The Paris Agreement sought to limit warming to 1.5 degrees Celsius (2.7 degrees Fahrenheit) above the historical average, but many scientists now say it’s unlikely countries will stay below that threshold.
The United States has put more heat-trapping carbon dioxide into the air from the burning of coal, oil and natural gas than any other country. China is the No. 1 carbon polluter now, but because carbon dioxide stays in the air for at least a century, more of it was made in the US.
Palau Ambassador Ilana Seid, who chairs the Alliance of Small Island States, said the US withdrawal “has really shifted the gravity” of the negotiating system.
Trump’s actions damage the fight against climate change, former US Special Envoy for Climate Todd Stern said.
“It’s a good thing that they are not sending anyone. It wasn’t going to be constructive if they did,” he said.
Though the US government isn’t showing up, some attendees including former top US negotiators are pointing to US cities, states and businesses that they said will help take up the slack.

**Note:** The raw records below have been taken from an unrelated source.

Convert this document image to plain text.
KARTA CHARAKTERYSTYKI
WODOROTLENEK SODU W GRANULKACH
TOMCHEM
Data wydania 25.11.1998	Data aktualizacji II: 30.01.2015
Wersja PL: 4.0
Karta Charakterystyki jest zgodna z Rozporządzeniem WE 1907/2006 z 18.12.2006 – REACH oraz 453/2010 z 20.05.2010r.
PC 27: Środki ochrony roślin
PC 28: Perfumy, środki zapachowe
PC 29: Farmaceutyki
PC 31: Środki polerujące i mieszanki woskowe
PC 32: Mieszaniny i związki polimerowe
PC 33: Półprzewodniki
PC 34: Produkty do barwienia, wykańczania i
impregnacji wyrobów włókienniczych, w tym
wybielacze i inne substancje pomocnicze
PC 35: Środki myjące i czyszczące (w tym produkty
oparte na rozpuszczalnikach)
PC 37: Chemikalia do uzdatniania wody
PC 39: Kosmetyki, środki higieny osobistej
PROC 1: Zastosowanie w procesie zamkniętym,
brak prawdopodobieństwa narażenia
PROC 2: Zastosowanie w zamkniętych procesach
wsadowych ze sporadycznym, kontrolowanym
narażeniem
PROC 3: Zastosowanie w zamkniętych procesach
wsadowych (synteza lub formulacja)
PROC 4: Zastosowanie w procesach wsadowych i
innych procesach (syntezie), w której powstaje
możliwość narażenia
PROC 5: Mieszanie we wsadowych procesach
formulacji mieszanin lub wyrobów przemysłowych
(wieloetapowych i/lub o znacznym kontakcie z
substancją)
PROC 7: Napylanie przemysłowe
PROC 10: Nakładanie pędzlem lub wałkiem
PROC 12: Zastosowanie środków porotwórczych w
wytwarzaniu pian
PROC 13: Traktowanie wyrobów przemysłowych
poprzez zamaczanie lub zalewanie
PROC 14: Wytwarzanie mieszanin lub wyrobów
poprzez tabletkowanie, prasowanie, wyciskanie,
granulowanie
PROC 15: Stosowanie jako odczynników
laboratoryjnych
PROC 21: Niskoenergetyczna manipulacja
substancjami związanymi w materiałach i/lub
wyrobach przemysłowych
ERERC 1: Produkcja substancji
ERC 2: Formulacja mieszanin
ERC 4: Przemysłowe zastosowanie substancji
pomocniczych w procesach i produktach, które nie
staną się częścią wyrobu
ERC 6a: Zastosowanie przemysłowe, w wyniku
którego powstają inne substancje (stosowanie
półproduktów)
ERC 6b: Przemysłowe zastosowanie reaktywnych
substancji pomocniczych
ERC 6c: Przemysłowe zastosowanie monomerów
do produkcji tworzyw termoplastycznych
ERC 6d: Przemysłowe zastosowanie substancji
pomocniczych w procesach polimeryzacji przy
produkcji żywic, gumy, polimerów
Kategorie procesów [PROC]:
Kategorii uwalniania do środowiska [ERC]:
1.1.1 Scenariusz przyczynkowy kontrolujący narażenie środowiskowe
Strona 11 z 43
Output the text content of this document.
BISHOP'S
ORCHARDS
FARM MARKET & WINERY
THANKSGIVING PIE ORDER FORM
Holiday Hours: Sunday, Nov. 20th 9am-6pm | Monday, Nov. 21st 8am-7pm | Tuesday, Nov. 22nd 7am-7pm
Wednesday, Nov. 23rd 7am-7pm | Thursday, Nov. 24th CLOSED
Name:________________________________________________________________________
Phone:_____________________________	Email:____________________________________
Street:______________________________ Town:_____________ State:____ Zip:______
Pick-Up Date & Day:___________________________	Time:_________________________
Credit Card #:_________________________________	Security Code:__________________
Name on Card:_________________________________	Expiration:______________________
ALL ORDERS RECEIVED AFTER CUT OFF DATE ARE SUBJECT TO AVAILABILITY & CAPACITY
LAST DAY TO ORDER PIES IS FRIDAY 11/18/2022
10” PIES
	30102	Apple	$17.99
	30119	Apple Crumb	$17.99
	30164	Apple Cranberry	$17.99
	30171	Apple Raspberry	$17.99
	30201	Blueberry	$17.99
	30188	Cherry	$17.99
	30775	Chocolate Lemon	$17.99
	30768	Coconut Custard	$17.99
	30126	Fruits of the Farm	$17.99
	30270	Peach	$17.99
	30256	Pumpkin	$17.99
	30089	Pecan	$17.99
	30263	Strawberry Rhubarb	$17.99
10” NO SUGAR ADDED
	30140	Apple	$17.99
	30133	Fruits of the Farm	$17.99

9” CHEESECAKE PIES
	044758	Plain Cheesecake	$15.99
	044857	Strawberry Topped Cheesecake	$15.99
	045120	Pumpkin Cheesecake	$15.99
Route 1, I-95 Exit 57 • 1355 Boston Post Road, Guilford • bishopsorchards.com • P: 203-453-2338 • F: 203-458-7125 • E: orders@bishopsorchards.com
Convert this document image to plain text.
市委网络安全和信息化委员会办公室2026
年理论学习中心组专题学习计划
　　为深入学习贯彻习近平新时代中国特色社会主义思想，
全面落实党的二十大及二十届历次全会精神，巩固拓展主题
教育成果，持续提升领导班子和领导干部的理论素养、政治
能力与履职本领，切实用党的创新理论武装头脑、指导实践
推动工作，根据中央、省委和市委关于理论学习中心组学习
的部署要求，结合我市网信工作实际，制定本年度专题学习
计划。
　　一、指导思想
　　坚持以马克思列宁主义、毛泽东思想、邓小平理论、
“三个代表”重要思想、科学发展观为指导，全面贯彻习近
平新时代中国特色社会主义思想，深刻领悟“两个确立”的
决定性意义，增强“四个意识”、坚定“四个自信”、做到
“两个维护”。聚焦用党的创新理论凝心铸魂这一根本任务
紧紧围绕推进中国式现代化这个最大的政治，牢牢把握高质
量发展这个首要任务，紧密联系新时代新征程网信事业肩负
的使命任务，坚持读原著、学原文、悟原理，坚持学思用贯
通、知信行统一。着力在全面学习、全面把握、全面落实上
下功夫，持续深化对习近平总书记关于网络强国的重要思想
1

‘A tragedy of the present’
Lula and Stiell said the 10-year-old Paris Agreement is working to a degree, but action needs to be accelerated. They pointed to devastation in the past few weeks including Hurricane Melissa in the Caribbean, typhoons smashing Vietnam and the Philippines and a tornado ripping through southern Brazil.
Scientists have said extreme weather events have become more frequent as Earth warms.
“Climate change is not a threat of the future. It is already a tragedy of the present time,’’ Lula said.